Mengenang-ngenang masa kerja dulu, ada rasa syahdu sekaligus lucu. Salah satu yang paling kuingat adalah ketika aku menolak mengikuti tes psikologi.
Entah kena angin apa, tahu-tahu tiga pengurus yayasan sepakat akan melakukan tes psikologi untuk seluruh karyawannya. Oh iya, kalau tak salah sebelumnya sempat ada pelatihan talent maping. Lalu direncanakan menempatkan karyawan sesuai minat dan bakat.
Niatnya bagus, tapi pada pelaksanaannya, menurutku kurang tepat. Sebab untuk melakukan tes psikologi, biaya yang dikenakan oleh lembaga penguji separuhnya dibebankan kepada karyawan.
Sampai sekarang aku tidak tahu, apakah aku benar atau salah. Saat itu aku menolak ikut tes, sebab aku merasa sudah mengenal diriku seutuhnya. Apa lagi yang pengin kuketahui?
Kalau orang lain merasa perlu tahu apa yang ada di benakku, minat bakat yang tak pernah kuceritakan, atau apa pun yang mereka merasa berhak tahu, maka merekalah yang seharusnya mengeluarkan biaya. Bukan aku.

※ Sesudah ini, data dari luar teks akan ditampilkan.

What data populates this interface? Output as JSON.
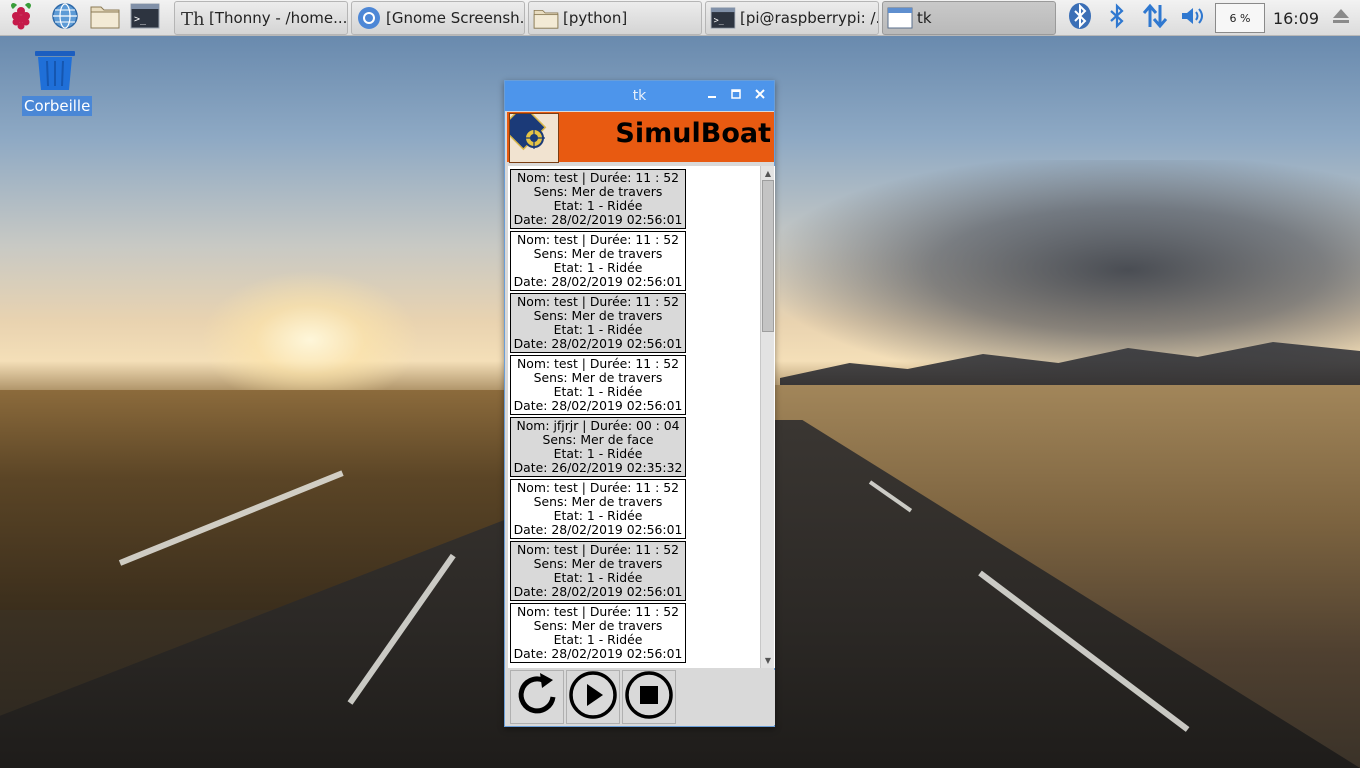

Karena ruanganku tidak tergabung dengan karyawan lain, hanya aku dan atasan yang tahu bahwa aku menolak keputusan itu. Jadi penolakanku direstui. Dari seluruh karyawan, bahkan yayasan yang juga owner, turut dites. Hanya aku yang tidak.

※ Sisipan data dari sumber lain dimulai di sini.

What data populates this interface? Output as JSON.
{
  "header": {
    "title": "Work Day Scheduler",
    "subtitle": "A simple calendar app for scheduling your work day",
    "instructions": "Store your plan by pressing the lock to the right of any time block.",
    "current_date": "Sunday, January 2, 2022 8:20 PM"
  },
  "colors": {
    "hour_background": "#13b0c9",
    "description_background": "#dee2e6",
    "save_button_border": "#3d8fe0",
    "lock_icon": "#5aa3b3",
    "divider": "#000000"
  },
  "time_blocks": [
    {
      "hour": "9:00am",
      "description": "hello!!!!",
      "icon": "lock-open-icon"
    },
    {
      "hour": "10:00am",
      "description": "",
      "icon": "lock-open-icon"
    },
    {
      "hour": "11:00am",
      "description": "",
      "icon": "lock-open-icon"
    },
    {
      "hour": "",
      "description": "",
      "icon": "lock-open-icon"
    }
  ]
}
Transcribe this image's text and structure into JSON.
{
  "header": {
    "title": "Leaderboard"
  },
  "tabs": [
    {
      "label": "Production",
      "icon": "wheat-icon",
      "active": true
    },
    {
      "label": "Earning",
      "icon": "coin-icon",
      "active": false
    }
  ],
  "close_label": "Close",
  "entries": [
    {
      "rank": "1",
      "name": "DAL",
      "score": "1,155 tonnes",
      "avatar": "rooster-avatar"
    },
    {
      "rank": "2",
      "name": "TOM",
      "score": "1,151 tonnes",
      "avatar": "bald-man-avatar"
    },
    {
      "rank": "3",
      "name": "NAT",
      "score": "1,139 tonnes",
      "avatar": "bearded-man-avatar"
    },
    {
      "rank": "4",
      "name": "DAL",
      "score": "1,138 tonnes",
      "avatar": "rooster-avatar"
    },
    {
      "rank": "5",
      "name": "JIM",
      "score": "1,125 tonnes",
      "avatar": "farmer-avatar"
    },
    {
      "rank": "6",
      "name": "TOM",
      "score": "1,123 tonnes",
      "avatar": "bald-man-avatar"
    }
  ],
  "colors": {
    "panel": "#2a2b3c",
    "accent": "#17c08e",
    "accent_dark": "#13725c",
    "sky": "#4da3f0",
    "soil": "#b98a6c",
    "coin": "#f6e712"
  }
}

Akibatnya, dua dari tiga orang itu cemberut padaku. Bodo amat, cari duit susah tau!
Kemudian tes dilakukan. Lembar hasil tes diolah dulu ke Jakarta, perlu beberapa hari untuk mendapatkan kesimpulan tentang karakter seluruh peserta tes.
Aku tidak tahu secara pasti, yayasan punya rencana apa dengan tes itu. Bahkan hingga kini kulihat hasilnya tak efektif sama sekali. Sejak tes itu hingga aku resign tidak ada perubahan posisi, kami tetap pada posisi ketika melamar pekerjaan.
Eits, aku dilamar. Iya, mereka yang minta aku membantu. Ih sombongnya!
Aku pernah ditawari pindah ke posisi lain, tapi kutolak. Tak suka. Mereka juga pernah menolakku terlibat dalam beberapa pekerjaan karena tahu aku tak terampil di sana. Nah itu tahu kan! Jadi buat apa tes psikologi lagi?